As the weather in Minnesota finally transitions from the long winter to reliably warm spring days, high school students near the dates of prom and high school graduation and graduation parties. For some, high school prom and graduation parties are a rite of passage where underage drinking occurs. The reality is that a season of celebration that throws alcohol into the mix can result in danger, death and DUI.
According to the National Highway Traffic Safety Administration, the months when many high school proms and high school graduations occur, April, May and June, are also the months when drinking and driving accidents are at their highest. In addition, car accidents are the leading cause of death among teenagers and nearly 40 percent of teenage car accidents are caused by alcohol.
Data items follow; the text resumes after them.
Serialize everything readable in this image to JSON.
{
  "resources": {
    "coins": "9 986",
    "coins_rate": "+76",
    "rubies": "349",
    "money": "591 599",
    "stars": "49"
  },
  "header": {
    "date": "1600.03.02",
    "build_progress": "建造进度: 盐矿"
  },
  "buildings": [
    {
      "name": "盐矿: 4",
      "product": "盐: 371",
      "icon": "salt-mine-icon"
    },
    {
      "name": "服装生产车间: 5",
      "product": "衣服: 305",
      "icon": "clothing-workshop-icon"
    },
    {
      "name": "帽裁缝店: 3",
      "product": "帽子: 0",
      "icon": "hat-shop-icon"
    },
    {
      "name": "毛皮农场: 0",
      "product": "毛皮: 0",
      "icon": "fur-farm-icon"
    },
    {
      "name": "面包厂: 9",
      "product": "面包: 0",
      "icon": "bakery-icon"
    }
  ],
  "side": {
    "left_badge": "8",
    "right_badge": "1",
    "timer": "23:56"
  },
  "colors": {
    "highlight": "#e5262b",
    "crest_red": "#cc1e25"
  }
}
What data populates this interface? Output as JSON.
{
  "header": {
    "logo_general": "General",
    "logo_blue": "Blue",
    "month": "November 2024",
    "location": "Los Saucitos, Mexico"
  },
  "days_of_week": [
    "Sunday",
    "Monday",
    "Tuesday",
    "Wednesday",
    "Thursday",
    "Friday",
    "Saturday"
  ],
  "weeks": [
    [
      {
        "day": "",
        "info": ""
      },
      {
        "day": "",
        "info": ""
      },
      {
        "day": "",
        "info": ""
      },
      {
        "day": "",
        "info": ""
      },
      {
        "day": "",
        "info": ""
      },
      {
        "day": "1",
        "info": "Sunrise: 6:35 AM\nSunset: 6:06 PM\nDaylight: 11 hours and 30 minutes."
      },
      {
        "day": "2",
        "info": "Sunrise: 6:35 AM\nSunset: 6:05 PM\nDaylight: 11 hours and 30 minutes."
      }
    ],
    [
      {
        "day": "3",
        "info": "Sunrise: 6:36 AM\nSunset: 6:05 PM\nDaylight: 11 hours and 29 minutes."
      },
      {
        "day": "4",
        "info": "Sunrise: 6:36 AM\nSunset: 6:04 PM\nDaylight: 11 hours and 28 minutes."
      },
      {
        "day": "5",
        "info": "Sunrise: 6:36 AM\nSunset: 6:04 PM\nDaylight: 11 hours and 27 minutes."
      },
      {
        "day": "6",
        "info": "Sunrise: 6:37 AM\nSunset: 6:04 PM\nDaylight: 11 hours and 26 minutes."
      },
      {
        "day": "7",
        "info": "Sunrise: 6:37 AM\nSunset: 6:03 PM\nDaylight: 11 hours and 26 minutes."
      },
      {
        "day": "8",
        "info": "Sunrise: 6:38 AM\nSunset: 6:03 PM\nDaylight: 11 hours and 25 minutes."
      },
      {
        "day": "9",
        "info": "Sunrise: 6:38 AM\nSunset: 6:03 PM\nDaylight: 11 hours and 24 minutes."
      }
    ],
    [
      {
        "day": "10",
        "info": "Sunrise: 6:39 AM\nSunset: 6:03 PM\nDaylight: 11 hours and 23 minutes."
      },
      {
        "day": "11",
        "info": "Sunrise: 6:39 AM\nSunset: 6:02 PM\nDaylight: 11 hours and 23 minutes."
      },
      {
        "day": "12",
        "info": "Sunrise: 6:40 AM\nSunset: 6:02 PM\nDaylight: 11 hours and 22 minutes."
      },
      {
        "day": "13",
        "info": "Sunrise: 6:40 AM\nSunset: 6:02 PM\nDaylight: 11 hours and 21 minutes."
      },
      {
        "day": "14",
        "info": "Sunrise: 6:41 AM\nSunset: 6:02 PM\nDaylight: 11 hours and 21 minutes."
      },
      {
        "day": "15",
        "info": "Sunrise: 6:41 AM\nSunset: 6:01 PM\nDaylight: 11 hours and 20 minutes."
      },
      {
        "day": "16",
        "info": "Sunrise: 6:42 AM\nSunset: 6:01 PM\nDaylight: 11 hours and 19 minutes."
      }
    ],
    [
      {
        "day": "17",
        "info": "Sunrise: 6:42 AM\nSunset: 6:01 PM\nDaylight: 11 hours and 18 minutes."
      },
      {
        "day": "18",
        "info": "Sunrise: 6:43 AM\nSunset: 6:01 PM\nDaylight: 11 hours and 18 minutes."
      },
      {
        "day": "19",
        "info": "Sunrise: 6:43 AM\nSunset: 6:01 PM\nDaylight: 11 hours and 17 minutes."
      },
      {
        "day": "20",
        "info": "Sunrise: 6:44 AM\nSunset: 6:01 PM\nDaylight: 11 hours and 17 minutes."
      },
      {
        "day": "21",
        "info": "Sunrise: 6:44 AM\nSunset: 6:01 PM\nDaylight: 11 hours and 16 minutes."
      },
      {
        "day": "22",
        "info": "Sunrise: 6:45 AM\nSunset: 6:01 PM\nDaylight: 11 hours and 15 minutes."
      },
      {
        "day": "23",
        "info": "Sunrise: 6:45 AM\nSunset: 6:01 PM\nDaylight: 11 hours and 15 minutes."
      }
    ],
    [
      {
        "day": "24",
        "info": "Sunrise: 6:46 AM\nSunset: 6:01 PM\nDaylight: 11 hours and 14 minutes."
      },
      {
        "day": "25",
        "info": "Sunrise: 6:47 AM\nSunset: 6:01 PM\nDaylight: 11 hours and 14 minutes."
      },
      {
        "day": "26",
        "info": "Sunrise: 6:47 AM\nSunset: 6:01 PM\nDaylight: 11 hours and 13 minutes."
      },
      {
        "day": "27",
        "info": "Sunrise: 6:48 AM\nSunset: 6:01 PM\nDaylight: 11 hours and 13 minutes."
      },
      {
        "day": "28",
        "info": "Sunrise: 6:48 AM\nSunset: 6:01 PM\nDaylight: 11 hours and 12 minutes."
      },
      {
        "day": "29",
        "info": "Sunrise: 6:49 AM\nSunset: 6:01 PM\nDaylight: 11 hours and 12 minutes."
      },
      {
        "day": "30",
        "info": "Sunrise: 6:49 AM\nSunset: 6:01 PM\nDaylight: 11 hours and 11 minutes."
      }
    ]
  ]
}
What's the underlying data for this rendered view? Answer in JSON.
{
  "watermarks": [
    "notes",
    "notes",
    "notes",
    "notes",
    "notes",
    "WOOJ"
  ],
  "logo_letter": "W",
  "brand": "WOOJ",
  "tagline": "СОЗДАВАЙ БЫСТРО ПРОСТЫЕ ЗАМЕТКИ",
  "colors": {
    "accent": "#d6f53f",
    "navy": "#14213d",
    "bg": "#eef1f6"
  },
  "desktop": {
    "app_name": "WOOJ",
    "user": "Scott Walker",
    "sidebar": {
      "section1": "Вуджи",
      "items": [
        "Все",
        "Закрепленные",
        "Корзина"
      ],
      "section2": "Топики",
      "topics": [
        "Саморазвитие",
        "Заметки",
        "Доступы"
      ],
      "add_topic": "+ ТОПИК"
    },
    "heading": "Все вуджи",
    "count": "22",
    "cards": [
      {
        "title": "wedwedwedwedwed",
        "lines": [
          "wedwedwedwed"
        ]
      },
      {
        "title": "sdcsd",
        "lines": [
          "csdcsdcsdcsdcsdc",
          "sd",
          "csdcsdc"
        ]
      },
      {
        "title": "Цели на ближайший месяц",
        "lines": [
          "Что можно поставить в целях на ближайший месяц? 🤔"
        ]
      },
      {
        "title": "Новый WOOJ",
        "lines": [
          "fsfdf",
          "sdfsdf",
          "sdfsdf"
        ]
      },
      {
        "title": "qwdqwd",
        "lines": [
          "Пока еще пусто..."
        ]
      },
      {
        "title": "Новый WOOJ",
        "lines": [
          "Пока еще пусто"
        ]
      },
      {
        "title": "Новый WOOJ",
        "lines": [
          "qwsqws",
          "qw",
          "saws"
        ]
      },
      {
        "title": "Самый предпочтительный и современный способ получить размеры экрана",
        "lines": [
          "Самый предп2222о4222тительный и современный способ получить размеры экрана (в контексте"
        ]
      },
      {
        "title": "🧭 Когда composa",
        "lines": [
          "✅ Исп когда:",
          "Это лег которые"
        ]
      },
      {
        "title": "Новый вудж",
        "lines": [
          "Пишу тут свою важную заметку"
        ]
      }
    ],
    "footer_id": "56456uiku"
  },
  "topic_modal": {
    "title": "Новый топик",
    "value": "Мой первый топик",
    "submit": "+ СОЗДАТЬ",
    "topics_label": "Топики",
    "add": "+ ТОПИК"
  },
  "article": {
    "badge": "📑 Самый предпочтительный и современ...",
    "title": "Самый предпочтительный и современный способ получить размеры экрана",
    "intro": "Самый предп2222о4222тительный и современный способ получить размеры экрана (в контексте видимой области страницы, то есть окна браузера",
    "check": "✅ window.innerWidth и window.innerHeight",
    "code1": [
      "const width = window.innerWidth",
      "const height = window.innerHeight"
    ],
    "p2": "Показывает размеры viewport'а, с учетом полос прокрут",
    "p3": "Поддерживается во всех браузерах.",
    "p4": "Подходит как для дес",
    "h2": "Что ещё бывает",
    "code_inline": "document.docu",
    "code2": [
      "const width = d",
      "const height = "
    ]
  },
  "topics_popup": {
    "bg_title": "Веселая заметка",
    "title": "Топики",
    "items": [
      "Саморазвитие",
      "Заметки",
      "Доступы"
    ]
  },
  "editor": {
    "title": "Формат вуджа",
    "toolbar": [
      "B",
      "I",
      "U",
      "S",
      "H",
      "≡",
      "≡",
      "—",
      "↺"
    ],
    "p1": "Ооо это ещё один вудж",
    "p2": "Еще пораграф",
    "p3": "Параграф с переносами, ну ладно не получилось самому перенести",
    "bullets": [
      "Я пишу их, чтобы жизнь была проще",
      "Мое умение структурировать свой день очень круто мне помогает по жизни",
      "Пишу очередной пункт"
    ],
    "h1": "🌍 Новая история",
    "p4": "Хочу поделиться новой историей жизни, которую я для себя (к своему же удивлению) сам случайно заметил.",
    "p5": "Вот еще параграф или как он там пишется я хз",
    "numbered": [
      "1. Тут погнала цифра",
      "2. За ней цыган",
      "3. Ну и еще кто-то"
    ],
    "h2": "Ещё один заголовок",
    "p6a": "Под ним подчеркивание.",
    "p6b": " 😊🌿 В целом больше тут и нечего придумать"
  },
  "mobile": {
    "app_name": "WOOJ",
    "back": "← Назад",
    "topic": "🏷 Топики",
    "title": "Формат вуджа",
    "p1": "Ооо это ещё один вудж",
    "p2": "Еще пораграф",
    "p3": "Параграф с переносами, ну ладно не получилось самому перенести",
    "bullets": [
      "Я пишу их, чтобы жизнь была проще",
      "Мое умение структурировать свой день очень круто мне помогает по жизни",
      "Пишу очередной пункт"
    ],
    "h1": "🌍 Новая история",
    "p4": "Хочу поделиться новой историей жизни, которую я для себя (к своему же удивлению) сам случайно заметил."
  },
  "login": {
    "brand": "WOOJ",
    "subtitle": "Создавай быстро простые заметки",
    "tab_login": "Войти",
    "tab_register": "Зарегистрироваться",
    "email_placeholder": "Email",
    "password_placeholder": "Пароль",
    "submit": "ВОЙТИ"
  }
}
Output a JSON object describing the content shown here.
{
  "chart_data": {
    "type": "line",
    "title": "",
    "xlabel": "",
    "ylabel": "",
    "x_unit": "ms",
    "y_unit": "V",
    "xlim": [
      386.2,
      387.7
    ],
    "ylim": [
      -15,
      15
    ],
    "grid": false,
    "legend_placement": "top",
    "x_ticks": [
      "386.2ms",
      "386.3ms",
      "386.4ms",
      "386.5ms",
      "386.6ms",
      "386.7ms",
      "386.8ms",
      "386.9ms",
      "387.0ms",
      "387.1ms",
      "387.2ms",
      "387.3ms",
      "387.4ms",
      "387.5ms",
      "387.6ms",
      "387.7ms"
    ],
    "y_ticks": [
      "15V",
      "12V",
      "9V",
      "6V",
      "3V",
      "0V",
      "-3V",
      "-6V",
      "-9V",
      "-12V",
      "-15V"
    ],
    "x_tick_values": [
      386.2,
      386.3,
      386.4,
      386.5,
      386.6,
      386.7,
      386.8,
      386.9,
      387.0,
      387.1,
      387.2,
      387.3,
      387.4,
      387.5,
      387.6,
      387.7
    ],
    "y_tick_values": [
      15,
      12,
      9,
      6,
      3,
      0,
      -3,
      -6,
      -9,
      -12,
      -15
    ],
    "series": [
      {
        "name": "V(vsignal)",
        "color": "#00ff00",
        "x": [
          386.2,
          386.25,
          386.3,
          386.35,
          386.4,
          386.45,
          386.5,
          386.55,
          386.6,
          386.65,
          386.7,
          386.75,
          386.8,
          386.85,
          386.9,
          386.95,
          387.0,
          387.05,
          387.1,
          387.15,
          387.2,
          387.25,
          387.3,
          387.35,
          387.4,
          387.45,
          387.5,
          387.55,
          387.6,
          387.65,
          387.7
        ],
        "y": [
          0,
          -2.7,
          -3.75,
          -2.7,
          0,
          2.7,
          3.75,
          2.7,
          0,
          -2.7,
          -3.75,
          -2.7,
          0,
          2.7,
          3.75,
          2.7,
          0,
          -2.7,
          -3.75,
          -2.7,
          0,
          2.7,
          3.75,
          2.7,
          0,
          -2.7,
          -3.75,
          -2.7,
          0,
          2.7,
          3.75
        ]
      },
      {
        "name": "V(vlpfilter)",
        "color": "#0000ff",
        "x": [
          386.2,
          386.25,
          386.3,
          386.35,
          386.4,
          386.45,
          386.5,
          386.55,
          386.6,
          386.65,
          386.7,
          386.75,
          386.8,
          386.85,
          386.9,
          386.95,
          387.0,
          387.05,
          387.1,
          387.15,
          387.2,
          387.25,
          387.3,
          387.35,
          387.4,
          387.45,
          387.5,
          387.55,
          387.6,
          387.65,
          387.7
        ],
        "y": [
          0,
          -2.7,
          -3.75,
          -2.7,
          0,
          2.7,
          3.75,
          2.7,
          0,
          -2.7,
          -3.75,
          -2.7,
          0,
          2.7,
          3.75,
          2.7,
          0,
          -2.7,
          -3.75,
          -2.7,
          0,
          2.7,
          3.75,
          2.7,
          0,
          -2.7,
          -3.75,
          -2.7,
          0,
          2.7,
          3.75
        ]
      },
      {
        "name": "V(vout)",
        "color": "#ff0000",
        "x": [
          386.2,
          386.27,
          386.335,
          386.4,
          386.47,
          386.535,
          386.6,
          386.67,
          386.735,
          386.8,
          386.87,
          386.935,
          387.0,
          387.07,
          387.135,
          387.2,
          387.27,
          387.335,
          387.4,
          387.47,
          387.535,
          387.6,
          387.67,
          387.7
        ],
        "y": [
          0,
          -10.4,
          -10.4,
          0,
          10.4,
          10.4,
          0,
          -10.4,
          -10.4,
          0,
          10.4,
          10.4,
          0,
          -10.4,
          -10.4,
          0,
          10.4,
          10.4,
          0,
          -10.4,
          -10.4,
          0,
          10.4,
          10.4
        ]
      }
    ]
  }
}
Often, parents believe that supervision will reduce the danger associated with underage drinking but research on binge drinking shows that heavy alcohol consumption can produce negative long-term effects. According to the National Institutes of Health the region of the brain that controls risky behavior is not fully developed until age 25. Further, teens who begin drinking at age 15 are four times more likely to form a dependence on alcohol than individuals who start drinking at age 21.
Finally, experts say that open and regular dialogue between parents and teenagers helps teens form better choices. If parents create expectations, then teens are less likely to engage in dangerous behavior including drinking and driving. This spring let us help all the young people in our communities celebrate their achievements beyond graduation.